Mehrere Online-Händler berichten von einer Betrugsmasche, bei der Bestellungen scheinbar im Namen einer Universität eingehen, versehen mit einem gefälschten offiziellen Siegel auf der zugehörigen Bestell-PDF. Nach ersten Erkenntnissen der Polizei sind bereits mehrere hundert Schadensfälle bekannt geworden.

Solche Betrugsmaschen mit vermeintlich seriösen institutionellen Absendern wie Universitäten, Behörden oder größeren öffentlichen Einrichtungen sind für Händler besonders tückisch, weil ein offizieller Name und ein professionell wirkendes Dokument das übliche Misstrauen bei ungewöhnlichen Bestellungen häufig herabsetzen.

Wer eine Bestellung erhält, die vermeintlich von einer öffentlichen Einrichtung stammt, sollte grundsätzlich unabhängig vom vorgelegten Dokument die Echtheit über einen separaten, selbst recherchierten Kontaktweg verifizieren, etwa durch einen Anruf bei der offiziell im Internet auffindbaren Zentrale der Institution.

Auffällige Warnsignale sind unter anderem ungewöhnlich große Bestellmengen, eine abweichende Lieferadresse gegenüber der offiziellen Institutionsadresse, sowie eine auffällige Dringlichkeit bei der gewünschten Lieferzeit, die einen Vorabversand ohne vorherige Zahlung erzwingen soll.

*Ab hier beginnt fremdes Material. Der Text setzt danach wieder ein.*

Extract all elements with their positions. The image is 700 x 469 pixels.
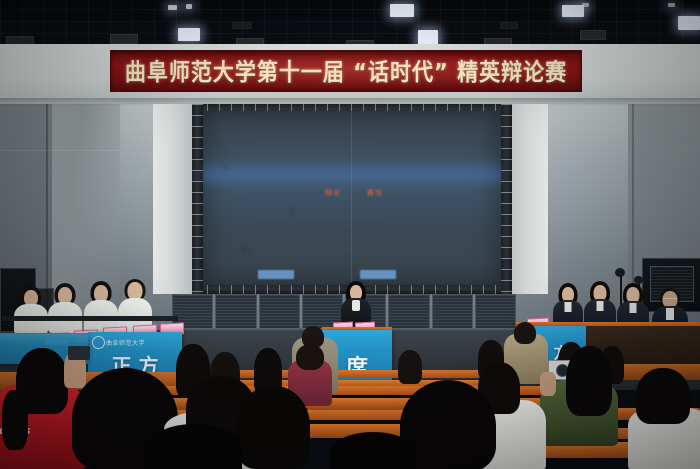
ceiling-panel <box>500 22 518 29</box>
truss-left <box>192 104 203 294</box>
audience-head <box>236 386 310 469</box>
shirt <box>565 302 572 312</box>
screen-blemish <box>225 153 228 156</box>
louver-panel <box>259 294 300 330</box>
screen-highlight-left <box>258 270 294 279</box>
screen-highlight-right <box>360 270 396 279</box>
truss-right <box>501 104 512 294</box>
louver-panel <box>215 294 256 330</box>
ceiling-light <box>562 5 584 17</box>
projection-screen: 辩论 赛场 <box>203 111 501 285</box>
debater-affirmative-4 <box>14 286 48 334</box>
screen-faint-text-right: 赛场 <box>367 188 383 198</box>
ceiling-panel <box>580 30 606 40</box>
audience-foreground: adidas <box>0 346 700 469</box>
shirt <box>630 303 637 313</box>
ceiling-light <box>178 28 200 41</box>
audience-head <box>566 346 612 416</box>
screen-faint-text-left: 辩论 <box>325 188 341 198</box>
ceiling-light <box>668 3 675 7</box>
audience-head <box>330 432 416 469</box>
ceiling-panel <box>110 34 138 44</box>
debater-affirmative-2 <box>84 281 118 333</box>
shirt <box>597 301 604 311</box>
screen-blue-band <box>203 160 501 188</box>
louver-panel <box>432 294 473 330</box>
stage-pillar-left <box>153 104 193 294</box>
glasses-icon <box>663 298 677 302</box>
ceiling-light <box>186 4 192 9</box>
ceiling-light <box>390 4 414 17</box>
louver-panel <box>388 294 429 330</box>
louver-panel <box>475 294 516 330</box>
auditorium-scene: 曲阜师范大学第十一届 “话时代” 精英辩论赛 辩论 赛场 <box>0 0 700 469</box>
affirmative-table-shadow <box>2 316 178 321</box>
wall-seam <box>640 150 700 151</box>
phone-device <box>68 346 90 360</box>
wall-seam <box>0 150 120 151</box>
stage-pillar-right <box>508 104 548 294</box>
event-banner: 曲阜师范大学第十一届 “话时代” 精英辩论赛 <box>110 50 582 92</box>
ceiling-panel <box>232 22 252 29</box>
event-banner-text: 曲阜师范大学第十一届 “话时代” 精英辩论赛 <box>125 54 567 88</box>
photographer-hand <box>540 372 556 396</box>
audience-head <box>146 424 242 469</box>
blouse-collar <box>352 300 360 311</box>
screen-seam <box>351 111 352 285</box>
debater-affirmative-3 <box>48 283 82 333</box>
audience-head <box>514 322 536 344</box>
screen-blemish <box>290 209 295 213</box>
ceiling-light <box>678 16 700 30</box>
shirt <box>666 308 674 320</box>
screen-blemish <box>223 165 227 169</box>
audience-head <box>636 368 690 424</box>
ceiling-light <box>168 5 177 10</box>
ceiling-light <box>582 3 589 7</box>
mic-head <box>615 268 625 277</box>
screen-blemish <box>241 248 248 252</box>
audience-ponytail <box>2 390 28 450</box>
audience-head <box>296 344 324 370</box>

Für die eigene Absicherung lohnt sich zudem der Blick in aktuelle Warnmeldungen der Polizei sowie in einschlägige Händlerforen, da solche Betrugsmaschen häufig zunächst in einer bestimmten Branche oder Region auftreten, bevor sie sich weiter verbreiten. Ein schneller Informationsaustausch innerhalb der Händlerschaft kann helfen, ähnliche Schadensfälle bei anderen Unternehmen frühzeitig zu verhindern.